Read the full guide: How to Test Your Church’s AI Search Visibility
☐ Test in ChatGPT quarterly. Open ChatGPT and search “churches in [your city]” and “best church for young families in [your city].” Does your church come up? What does ChatGPT say about you? This is a quick visibility gut-check you should run every 90 days.
☐ Test in Google AI Overviews. Search your church’s name and key local queries in Google. Look for the AI Overview box at the top. Is your church mentioned? What information is Google pulling? Read the full breakdown on Google AI Overviews for Churches.
☐ Check your Google Business Profile monthly. Verify your information hasn’t been auto-edited by Google or flagged with suggested changes. Look at your review count and respond to anything new. Check your photo count.
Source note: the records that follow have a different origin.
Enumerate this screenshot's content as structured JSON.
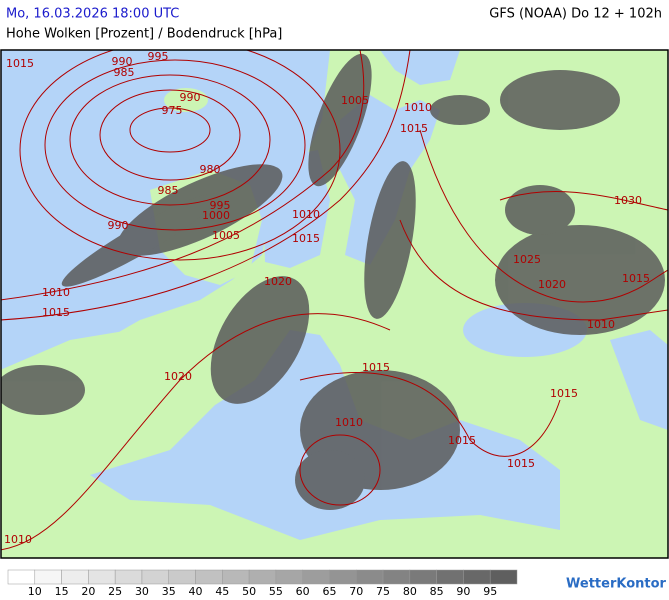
{
  "header": {
    "date": "Mo, 16.03.2026 18:00 UTC",
    "model": "GFS (NOAA) Do 12 + 102h",
    "title": "Hohe Wolken [Prozent] / Bodendruck [hPa]"
  },
  "isobar_labels": [
    "1015",
    "990",
    "995",
    "985",
    "990",
    "975",
    "980",
    "985",
    "995",
    "1000",
    "990",
    "1005",
    "1005",
    "1010",
    "1015",
    "1010",
    "1015",
    "1030",
    "1025",
    "1020",
    "1015",
    "1020",
    "1010",
    "1015",
    "1010",
    "1020",
    "1015",
    "1015",
    "1010",
    "1015",
    "1015",
    "1010"
  ],
  "legend": {
    "labels": [
      10,
      15,
      20,
      25,
      30,
      35,
      40,
      45,
      50,
      55,
      60,
      65,
      70,
      75,
      80,
      85,
      90,
      95
    ]
  },
  "logo": "WetterKontor"
}
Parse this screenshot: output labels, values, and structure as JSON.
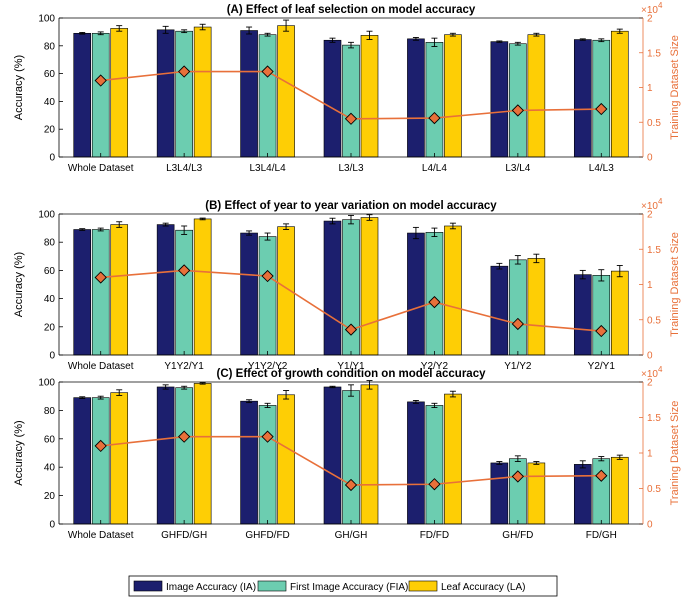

☐ Monitor Google Search Console monthly. Search Console shows you which queries are driving impressions and clicks to your site. Watch for queries where you rank but get low click-through rates. Those are opportunities to improve your title and meta description. For a deeper look at your SEO tools stack, see our post on AI SEO Tools for Churches.
Put It All Together
This checklist covers the full picture of church AI search optimization. Google Business Profile and reviews handle your local trust signals. Content structure and FAQ pages handle how AI reads and cites your site. Schema markup handles the technical translation layer. And testing keeps you honest.
None of these items require a big budget or a technical team. They require intentionality and follow-through.
For the full strategic framework behind all of this, start with the AI SEO for Churches hub. That post explains the “why” behind every item on this checklist.
For the local angle specifically, including how AI search intersects with traditional local SEO, read Local SEO and AI Search for Churches. Local signals and AI signals reinforce each other. Getting both right is where the real leverage is.
Work through this list section by section. Don’t try to do everything in one sitting. Pick the section where you’re weakest and start there. One completed section is better than zero completed sections.